Supreme Court can’t avoid politics
In her April 16 letter to The Gazette (“Court packing is unconstitutional”), Christine DeMaria wrote that increasing the number of Supreme Court justices “may be unconstitutional” and that “A particular party controlling the Senate or House of Representatives is a result of a valid election. The Supreme Court is above political partisanship.”
She concludes by asking, “So, what am I missing here?”
Clearly, she does not want Congress to increase the number of justices on the Supreme Court.
She apparently does not know that the number of justices, according to the United States Constitution, is a decision left to Congress.
The first Supreme Court had six members.
Secondly, is she aware that Mitch McConnell would not even allow hearings on President Obama’s nominee, Merrick Garland, after the death of Justice Scalia, because the next election was only one year away, and voters had the right to decide which president would select Scalia’s replacement?
Apparently that reasoning did not apply when Ruth Ginsburg died and Republicans rushed through Trump’s nominee, conservative Amy Coney Barrett, though the next election was weeks away.

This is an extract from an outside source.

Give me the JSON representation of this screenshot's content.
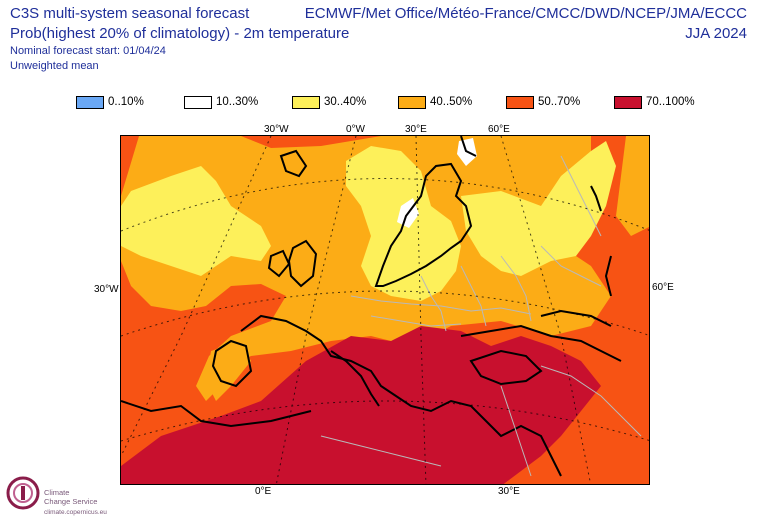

Finally, the selection of Supreme Court justices is political, since they are nominated by a president and confirmed by a Senate elected by American voters.
It is their decisions that should be above politics and based on the constitutionality of the law in the case being decided.
But again, their interpretations of the Constitution are colored by their judicial philosophies and hence, political.
Anthony J. Santo
Let’s do something about what’s wrong
Where is the public outcry about what is happening in our country?
Maybe it is about time to call our congressmen and congresswomen all over the country and let them know how we feel about efforts to take our freedoms, etc.
This movement, woke-ism cancel culture, should be denounced by Congress. Why are they not doing it? Everyone should rail against this movement. Look it up on your phones.
And I am insulted by people calling our country systematically racist.
And I am outraged by those teachers who would not go back to teach American children and now are willing to “risk” teaching undocumented immigrants.
Did money have anything to inspire them? These so-called teachers should be fired. And I hope I did not read that these teachers are still being paid to teach our children when they are not teaching them.
I happen to see the term “presidential timber” meaning one with the abilities and appeal to become president.
And to all you people who voted for him, I am sure you thought he had it, but he does not have it now. And God help us.
And to Congress, get the fence up to stop this invasion. We the taxpayers paid for that fence so we must own it. Or else get the National Guard at all the open borders.